Is this self-sabotage? Is this true anxiety? Is this just fear? I’m not sure but this was never me.  I remember being 280 pounds feeling so confident… what happened to that person? Sometimes, I do not even wanna go out on weekends because nothing fits.  I get tired of shopping because I hate trying on clothes.  I absolutely hate this feeling, but I gotta get these pounds off of me because enough is enough! I want to look back a year from now and see where I was, and hope to never be in this place again.

I know some people rather work out at home.  I also have some workout videos but I do not do them.  This is because I pay monthly for a gym.  So me and my husband has agreed to use it and get our money's worth. And our gym has a pool, our membership travels with us, and my daughter can benefit from it as well (she is 7 years old). 

I know that I am worth it and that I deserve a healthy body.  Not only that, but my daughter deserves a healthy parent.  I want to get to that point where I can say "I enjoy taking care of myself".  One step at a time. 

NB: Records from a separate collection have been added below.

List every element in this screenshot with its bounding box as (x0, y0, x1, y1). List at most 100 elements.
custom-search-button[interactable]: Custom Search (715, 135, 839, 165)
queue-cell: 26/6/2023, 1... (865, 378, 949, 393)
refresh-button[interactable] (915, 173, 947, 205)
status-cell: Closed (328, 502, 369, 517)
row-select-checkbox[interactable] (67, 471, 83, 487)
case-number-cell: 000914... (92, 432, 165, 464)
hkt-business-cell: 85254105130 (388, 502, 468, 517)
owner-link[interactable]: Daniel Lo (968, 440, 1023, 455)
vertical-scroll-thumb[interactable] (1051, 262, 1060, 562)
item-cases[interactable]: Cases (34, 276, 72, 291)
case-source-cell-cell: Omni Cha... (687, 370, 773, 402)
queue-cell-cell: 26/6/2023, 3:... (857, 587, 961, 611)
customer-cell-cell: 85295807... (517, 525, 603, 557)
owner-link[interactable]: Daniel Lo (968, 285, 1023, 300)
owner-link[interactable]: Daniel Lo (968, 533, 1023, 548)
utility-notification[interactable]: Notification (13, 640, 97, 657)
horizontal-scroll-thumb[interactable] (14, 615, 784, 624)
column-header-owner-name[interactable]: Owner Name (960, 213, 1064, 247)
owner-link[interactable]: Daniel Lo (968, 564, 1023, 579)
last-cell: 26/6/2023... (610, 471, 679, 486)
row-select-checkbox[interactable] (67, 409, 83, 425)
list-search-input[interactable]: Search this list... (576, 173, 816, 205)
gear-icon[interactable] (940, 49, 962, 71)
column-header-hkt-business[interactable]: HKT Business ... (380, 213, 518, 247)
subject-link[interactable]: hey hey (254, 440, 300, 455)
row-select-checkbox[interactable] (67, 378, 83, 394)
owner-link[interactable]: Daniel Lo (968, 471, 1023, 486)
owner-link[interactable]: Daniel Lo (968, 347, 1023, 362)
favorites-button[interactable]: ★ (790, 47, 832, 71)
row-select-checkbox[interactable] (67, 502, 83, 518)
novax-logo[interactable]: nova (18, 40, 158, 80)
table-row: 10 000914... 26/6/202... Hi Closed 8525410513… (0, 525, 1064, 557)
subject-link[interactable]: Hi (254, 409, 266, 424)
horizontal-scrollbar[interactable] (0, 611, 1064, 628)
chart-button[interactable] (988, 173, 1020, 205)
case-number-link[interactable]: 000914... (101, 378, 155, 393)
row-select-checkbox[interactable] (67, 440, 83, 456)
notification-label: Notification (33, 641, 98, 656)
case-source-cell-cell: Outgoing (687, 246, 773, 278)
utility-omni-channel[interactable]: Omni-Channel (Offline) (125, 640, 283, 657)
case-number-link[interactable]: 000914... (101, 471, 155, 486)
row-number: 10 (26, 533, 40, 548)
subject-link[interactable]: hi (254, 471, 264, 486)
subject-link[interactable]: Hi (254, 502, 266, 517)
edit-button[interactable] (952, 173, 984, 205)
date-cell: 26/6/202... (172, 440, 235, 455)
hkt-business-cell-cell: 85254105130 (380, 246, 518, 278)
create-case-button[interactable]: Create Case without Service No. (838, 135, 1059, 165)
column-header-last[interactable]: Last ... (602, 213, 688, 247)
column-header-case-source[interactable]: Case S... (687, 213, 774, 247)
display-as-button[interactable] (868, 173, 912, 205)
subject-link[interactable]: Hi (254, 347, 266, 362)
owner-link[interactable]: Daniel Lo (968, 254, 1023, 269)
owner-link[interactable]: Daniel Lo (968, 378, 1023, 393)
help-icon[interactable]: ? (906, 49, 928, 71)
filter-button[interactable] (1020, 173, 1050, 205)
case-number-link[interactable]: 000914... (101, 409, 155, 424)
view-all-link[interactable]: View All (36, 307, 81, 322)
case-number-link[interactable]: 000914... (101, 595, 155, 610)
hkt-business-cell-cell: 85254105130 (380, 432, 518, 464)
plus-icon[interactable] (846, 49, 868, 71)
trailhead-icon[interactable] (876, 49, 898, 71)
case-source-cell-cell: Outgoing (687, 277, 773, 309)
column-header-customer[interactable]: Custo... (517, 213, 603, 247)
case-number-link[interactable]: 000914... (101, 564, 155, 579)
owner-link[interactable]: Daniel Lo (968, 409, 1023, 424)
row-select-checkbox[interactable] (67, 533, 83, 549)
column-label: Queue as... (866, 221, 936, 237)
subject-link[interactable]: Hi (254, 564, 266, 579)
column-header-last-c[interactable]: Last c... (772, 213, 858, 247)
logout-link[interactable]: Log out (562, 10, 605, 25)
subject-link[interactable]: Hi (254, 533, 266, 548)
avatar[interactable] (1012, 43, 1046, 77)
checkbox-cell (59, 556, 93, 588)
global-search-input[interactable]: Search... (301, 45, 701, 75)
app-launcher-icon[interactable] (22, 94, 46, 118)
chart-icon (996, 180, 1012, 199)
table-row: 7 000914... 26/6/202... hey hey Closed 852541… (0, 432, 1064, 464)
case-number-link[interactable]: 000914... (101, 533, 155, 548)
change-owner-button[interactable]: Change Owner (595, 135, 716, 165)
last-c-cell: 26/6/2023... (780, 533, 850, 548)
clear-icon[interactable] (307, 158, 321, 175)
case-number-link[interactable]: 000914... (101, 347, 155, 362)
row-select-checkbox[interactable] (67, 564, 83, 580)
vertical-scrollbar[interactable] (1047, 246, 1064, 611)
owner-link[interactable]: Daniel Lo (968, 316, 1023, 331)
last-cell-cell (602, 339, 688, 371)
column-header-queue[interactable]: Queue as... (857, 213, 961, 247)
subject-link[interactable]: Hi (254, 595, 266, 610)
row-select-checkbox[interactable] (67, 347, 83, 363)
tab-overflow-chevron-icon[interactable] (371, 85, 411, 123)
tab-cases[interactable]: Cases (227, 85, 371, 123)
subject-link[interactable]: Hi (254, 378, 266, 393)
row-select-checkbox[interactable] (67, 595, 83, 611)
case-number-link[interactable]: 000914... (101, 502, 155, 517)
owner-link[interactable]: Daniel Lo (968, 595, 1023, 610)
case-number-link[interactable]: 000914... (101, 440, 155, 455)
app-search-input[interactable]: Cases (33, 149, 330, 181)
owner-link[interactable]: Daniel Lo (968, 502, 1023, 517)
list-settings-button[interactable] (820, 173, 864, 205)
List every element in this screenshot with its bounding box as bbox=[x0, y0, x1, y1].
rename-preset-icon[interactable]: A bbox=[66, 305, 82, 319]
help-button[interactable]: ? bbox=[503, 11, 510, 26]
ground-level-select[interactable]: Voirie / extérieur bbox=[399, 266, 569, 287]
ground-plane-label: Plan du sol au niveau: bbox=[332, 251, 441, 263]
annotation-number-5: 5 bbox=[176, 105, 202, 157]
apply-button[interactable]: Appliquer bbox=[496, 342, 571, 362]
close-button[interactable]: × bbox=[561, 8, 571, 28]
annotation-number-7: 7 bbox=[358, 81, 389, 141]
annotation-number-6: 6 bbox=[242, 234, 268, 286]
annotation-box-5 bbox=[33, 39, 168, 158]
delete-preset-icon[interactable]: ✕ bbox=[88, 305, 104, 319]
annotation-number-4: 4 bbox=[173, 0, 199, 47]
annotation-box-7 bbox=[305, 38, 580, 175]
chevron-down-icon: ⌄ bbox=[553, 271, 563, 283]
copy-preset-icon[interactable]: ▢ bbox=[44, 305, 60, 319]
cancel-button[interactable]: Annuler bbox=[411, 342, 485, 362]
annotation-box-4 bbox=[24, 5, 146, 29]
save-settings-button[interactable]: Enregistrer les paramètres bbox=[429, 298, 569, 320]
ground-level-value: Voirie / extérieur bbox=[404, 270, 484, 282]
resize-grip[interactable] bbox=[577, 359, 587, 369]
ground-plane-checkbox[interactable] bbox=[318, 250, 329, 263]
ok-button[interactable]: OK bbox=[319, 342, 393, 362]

Wish me luck you guys! ZUMBA starts in 2 hours, and I plan to be there.  I just have to remember….. I HAVE THE COURAGE WITHIN ME TO FACE MY FEARS AND OPEN MYSELF TO EXPERIENCING NEW WAYS OF BEING

SN: I am starting the modified green smoothie cleanse.  I am hoping to change my taste buds because I need to break the unhealthy carb cycle.  I’ve done it before and I know I can do it again.  I need to get my life back!